Anyway, that trip up north gave me some time to reflect on a lot of the feelings I’ve had over the past few months. Now that the reality of pregnancy has set in, I too am settling into the idea, and even joy of what this all means for me and for us as a new family.
My mom and I were able to have a really great conversation while I was visiting the family, something we rarely seem to do these days. Not because we wouldn’t like to, but distance, and our own busy lives keep us from keeping up like we’d prefer. She asked me how I was really doing with all of this. My first reply was that I hated the attention. As silly as it sounds, I’ve never been a huge fan of discussing “girly things” and pregnancy seems like the freaking girliest of all things ever. It’s weird and kind of disgusting and often times just plain terrifying to talk about.
Secondly, and this is where the tears came in, I was worried. We’re still in a season of uncertainty, more than just that of being pregnant. Dylan has no job, I’m not able to work as much because I’ve been so sick, and every month I cry wondering if we’re going to have enough to pay our bills. Somehow we do, and I can’t explain it away as anything less than God is truly providing for us.
But at some point, I began to believe this lie that I had to take everything back into my control because if I didn’t, nothing would get taken care of. It’s stressing me out, wearing me out, and placing a lot of unnecessary pressure on this 4 month old little babe growing in that worrisome environment. Poor thing. Sitting at that cafe with my mom, I found myself so sad for having let go of truths I know to be so real all because I forgot how to trust. I’ve allowed stress to take away my creativity, allowed money to tap me of hope and joy. No, this is not something I want to teach my child how to do.
I want our child to know the peace that comes with trust, the joy that comes with placing faith in God – that which is greater than ourselves. The comfort felt by just imagining the Divine holding us in His safety, provision, and grace. The adventure in not knowing what’s next, yet diving right into the deep end of whatever journey that requires. I’ve always lived with crazy faith, and even though I may have lost sight of that kind of life, I want to live it again.

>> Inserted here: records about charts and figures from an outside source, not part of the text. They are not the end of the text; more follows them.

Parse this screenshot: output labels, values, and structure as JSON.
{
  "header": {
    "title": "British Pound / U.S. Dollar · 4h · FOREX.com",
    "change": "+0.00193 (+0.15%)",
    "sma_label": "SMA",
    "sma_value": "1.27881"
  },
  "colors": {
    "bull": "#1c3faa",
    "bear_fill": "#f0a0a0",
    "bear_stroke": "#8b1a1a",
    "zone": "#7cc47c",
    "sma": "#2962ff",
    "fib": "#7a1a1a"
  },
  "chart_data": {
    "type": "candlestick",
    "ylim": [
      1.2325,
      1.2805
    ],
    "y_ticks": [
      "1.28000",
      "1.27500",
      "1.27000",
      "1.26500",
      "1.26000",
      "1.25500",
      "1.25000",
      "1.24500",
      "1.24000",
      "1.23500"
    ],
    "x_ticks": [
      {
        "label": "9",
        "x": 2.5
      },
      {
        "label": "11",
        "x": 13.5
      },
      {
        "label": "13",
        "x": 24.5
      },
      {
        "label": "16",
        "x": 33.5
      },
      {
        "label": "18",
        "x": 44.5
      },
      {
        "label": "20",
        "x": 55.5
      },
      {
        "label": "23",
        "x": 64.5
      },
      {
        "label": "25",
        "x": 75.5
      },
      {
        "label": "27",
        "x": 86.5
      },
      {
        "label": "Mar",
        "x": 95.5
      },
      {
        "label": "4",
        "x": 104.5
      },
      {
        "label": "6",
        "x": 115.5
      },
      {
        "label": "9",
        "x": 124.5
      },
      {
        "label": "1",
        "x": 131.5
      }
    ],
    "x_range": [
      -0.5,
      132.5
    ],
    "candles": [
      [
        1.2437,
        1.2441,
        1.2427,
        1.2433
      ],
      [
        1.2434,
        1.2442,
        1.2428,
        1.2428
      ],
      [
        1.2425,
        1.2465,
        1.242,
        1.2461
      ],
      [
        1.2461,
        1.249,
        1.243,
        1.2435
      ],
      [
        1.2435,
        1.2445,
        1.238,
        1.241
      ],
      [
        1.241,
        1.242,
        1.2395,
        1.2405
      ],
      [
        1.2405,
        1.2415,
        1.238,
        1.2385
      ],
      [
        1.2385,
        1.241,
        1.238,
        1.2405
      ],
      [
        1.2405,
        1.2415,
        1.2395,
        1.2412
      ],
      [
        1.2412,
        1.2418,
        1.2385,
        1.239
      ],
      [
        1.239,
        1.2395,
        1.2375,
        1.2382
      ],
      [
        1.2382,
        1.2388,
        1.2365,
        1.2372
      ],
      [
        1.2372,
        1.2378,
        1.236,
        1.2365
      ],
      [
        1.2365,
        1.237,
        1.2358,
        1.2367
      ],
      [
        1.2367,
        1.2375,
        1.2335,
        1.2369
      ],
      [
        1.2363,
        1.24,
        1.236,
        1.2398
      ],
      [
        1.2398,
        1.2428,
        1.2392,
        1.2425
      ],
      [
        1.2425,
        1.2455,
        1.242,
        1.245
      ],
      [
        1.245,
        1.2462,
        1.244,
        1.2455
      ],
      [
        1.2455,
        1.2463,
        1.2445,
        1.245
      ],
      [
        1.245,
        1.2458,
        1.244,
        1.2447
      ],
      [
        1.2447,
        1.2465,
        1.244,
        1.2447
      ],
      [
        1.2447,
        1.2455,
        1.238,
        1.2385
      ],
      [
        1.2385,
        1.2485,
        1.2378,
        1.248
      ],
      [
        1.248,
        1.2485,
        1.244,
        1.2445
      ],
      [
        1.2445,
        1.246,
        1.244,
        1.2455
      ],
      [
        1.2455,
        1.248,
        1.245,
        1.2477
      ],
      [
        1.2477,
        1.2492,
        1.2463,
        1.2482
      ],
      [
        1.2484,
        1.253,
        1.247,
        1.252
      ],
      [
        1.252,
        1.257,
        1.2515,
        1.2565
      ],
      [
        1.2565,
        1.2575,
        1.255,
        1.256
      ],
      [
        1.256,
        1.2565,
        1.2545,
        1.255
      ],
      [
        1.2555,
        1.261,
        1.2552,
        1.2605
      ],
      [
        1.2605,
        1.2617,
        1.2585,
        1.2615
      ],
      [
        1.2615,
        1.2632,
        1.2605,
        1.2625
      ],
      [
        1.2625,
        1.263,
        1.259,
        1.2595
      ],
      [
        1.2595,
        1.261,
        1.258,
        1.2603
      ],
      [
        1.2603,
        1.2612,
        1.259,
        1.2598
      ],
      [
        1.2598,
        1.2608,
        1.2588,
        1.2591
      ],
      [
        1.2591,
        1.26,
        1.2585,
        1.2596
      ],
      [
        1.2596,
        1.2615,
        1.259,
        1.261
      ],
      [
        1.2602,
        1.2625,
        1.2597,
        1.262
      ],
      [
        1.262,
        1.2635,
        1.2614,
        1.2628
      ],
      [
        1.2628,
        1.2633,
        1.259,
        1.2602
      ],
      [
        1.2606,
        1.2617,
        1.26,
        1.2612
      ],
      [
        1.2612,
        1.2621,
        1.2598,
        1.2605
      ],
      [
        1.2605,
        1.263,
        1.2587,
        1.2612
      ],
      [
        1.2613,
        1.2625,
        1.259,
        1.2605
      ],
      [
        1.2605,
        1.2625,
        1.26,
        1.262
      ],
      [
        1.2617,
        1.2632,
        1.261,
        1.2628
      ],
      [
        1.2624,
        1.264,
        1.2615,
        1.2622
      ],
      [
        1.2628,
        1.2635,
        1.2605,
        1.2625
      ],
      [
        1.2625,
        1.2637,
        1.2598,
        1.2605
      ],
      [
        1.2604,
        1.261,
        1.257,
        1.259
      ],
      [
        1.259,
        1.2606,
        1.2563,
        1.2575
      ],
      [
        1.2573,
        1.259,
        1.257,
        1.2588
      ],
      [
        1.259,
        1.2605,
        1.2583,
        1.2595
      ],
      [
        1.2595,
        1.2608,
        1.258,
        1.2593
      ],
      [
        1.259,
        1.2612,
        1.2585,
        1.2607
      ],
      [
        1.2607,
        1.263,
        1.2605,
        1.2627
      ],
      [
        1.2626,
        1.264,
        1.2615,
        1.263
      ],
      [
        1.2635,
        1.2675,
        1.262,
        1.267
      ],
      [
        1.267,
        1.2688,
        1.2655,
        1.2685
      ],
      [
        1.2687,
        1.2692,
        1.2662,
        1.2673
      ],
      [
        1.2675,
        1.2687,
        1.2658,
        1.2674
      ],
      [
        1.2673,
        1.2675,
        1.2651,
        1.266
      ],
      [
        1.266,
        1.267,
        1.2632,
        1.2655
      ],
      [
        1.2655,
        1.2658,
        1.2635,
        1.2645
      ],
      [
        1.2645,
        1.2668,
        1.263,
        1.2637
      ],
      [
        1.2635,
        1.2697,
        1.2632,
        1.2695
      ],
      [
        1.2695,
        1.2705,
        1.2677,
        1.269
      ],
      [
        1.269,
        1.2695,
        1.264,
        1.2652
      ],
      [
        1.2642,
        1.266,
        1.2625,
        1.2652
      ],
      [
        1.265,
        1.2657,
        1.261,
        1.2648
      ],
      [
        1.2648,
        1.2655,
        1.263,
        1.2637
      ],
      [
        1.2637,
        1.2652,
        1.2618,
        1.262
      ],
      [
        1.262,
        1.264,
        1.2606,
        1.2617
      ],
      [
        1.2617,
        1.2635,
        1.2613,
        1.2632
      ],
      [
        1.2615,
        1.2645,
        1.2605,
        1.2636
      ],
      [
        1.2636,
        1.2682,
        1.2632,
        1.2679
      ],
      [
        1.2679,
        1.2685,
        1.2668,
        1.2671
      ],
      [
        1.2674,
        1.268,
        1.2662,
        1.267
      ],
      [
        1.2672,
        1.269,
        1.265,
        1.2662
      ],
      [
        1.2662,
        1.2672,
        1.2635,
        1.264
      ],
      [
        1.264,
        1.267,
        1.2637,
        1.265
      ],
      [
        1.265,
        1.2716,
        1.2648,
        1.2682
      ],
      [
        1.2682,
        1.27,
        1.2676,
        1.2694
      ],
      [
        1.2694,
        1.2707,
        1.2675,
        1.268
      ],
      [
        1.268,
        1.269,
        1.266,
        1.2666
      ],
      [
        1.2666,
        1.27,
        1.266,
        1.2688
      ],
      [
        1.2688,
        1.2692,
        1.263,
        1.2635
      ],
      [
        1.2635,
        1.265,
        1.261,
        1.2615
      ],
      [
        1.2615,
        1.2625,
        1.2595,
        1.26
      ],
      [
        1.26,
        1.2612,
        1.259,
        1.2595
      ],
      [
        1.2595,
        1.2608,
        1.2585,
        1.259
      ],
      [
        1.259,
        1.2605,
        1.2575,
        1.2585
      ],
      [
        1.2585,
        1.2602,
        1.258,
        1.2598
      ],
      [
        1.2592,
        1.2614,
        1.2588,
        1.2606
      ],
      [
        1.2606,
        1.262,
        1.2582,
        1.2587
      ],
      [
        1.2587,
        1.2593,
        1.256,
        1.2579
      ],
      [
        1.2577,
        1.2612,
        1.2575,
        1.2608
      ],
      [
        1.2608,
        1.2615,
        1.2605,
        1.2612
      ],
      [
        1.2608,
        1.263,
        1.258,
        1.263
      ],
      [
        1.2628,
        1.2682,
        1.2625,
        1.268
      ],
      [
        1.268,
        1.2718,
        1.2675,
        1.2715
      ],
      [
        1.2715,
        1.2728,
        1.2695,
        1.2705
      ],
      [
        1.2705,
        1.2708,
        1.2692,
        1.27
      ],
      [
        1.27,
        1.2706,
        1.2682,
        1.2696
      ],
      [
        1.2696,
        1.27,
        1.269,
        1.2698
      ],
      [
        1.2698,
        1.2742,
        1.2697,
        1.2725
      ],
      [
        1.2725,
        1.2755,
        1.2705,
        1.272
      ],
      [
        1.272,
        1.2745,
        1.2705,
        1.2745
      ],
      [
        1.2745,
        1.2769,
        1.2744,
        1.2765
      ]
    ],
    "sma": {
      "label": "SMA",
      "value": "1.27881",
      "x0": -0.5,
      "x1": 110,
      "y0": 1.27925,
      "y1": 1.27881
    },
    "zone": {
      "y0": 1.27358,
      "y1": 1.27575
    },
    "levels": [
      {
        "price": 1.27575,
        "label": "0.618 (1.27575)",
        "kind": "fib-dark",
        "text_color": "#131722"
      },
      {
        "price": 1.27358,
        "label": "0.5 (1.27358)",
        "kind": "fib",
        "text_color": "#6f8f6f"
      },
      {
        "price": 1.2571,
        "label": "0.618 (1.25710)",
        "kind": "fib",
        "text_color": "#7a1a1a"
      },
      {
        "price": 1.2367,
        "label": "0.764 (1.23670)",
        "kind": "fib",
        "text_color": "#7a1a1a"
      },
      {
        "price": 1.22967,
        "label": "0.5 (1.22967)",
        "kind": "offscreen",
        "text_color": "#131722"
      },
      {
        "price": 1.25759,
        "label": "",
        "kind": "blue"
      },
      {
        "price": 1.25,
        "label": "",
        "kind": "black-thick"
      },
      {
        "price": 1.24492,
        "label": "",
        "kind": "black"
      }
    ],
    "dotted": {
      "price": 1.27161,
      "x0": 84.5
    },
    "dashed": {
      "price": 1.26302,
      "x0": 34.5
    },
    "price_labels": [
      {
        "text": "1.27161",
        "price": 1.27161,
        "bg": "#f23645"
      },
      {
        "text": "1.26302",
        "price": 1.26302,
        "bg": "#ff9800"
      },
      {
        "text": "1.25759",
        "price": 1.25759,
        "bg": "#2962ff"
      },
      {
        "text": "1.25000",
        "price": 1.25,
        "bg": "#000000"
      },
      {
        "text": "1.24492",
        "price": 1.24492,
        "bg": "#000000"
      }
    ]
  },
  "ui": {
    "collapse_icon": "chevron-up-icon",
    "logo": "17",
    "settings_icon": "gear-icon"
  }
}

My physical energy is fading, as even writing this has taken enough from me for today. But I close here knowing that giving up cannot be an option, especially when theres a new person on the way to teach how much more abundant life can be when we scrap the worry. God is for me, God is for us. So in the grand scheme of things, if I hold that as truth, nothing and no one can be against us. Time to start living like that.